13J.-P. D. : Alors que naissaient de la cybernétique l’intelligence artificielle et les sciences cognitives, lesquelles allaient refuser de reconnaître leur génitrice, un autre rejeton voyait le jour sous le nom de seconde cybernétique, ou cybernétique du second ordre. Le cybernéticien américain d’origine viennoise, Heinz von Foerster, qui aura influencé plus d’un intellectuel français de renom, en fut l’instigateur, bientôt rejoint par Ross Ashby, Gordon Pask, Humberto Maturana et bien d’autres. C’est ce courant de pensée qui a développé la théorie des systèmes complexes à auto-organisation. Deux biologistes allaient l’introduire en France : Henri Atlan, déjà cité, et le neurophysiologiste chilien Francisco Varela. L’un et l’autre ont joué un rôle essentiel dans la naissance et l’essor du Crea. En témoigne leur participation décisive au colloque de Cerisy de l’été 1981, intitulé L’Auto-organisation : de la physique au politique, d’où devaient naître plusieurs institutions, dont le Crea.

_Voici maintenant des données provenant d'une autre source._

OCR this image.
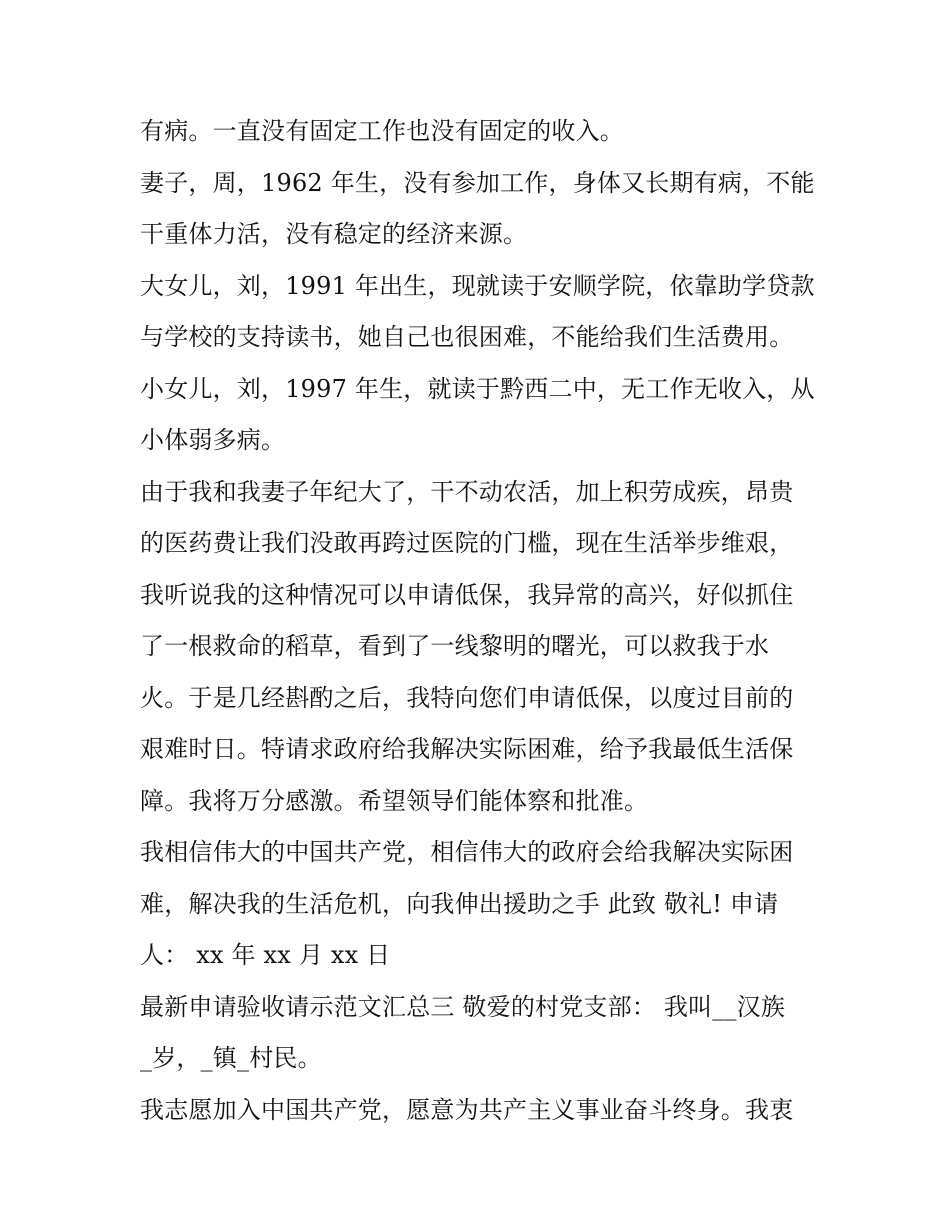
有病。一直没有固定工作也没有固定的收入。
妻子，周，1962 年生，没有参加工作，身体又长期有病，不能
干重体力活，没有稳定的经济来源。
大女儿，刘，1991 年出生，现就读于安顺学院，依靠助学贷款
与学校的支持读书，她自己也很困难，不能给我们生活费用。
小女儿，刘，1997 年生，就读于黔西二中，无工作无收入，从
小体弱多病。
由于我和我妻子年纪大了，干不动农活，加上积劳成疾，昂贵
的医药费让我们没敢再跨过医院的门槛，现在生活举步维艰，
我听说我的这种情况可以申请低保，我异常的高兴，好似抓住
了一根救命的稻草，看到了一线黎明的曙光，可以救我于水
火。于是几经斟酌之后，我特向您们申请低保，以度过目前的
艰难时日。特请求政府给我解决实际困难，给予我最低生活保
障。我将万分感激。希望领导们能体察和批准。
我相信伟大的中国共产党，相信伟大的政府会给我解决实际困
难，解决我的生活危机，向我伸出援助之手 此致 敬礼! 申请
人： xx 年 xx 月 xx 日
最新申请验收请示范文汇总三 敬爱的村党支部： 我叫__汉族
_岁，_镇_村民。
我志愿加入中国共产党，愿意为共产主义事业奋斗终身。我衷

14Le titre même du colloque en marquait l’ambition interdisciplinaire. Mais cette ambition reproduisait à nouveaux frais celle de la première cybernétique. Un paradigme très général et très abstrait – formé autour de nouvelles notions formelles comme l’ordre (la complexité) à partir du bruit (des fluctuations) – prétendait une fois de plus faire de l’interdisciplinarité à soi tout seul. Certaines disciplines établies, comme la théorie économique du marché, pouvaient à bon droit faire valoir qu’elles n’avaient pas attendu le « nouveau paradigme » pour penser un ordre spontané, auto-constitué et autorégulé. Bref, cela ne prit pas vraiment.
15Trente ans plus tard, où en sommes-nous ? Les idées d’auto-organisation et de complexité sont florissantes, mais elles ont éclos séparément dans de nombreux jardins – la biologie théorique, fatiguée de traîner la métaphore du « programme » génétique, la physique des systèmes désordonnés, de nouvelles théories du marché qui se sont débarrassées de l’hypothèse encombrante du commissaire-priseur walrasien, la géographie, etc. De sorte que, d’interdisciplinarité, il n’y a pas ou plus. Peut-être que sans le méta-paradigme de la seconde cybernétique, les choses se seraient passées différemment ? J’en doute. L’histoire des idées est pleine de malentendus, de rendez-vous manqués et surtout d’ingratitude.
16Hermès : Vous figurez depuis longtemps comme un chercheur atypique. Tantôt économiste, tantôt philosophe, tantôt historien des idées, la diversité des disciplines dans lesquelles on vous range est-elle un atout ou bien un handicap pour vous ? Accepteriez-vous que l’on vous qualifie de chercheur « indiscipliné » et comment, en ce cas, formuleriez-vous les avantages épistémologiques de votre situation ?
17J.-P. D. : Je ne me suis jamais posé ce genre de questions. Je n’ai eu qu’un guide dans ma vie intellectuelle : ne pas m’ennuyer. Et je crois y avoir réussi. Le reste n’a pas d’importance.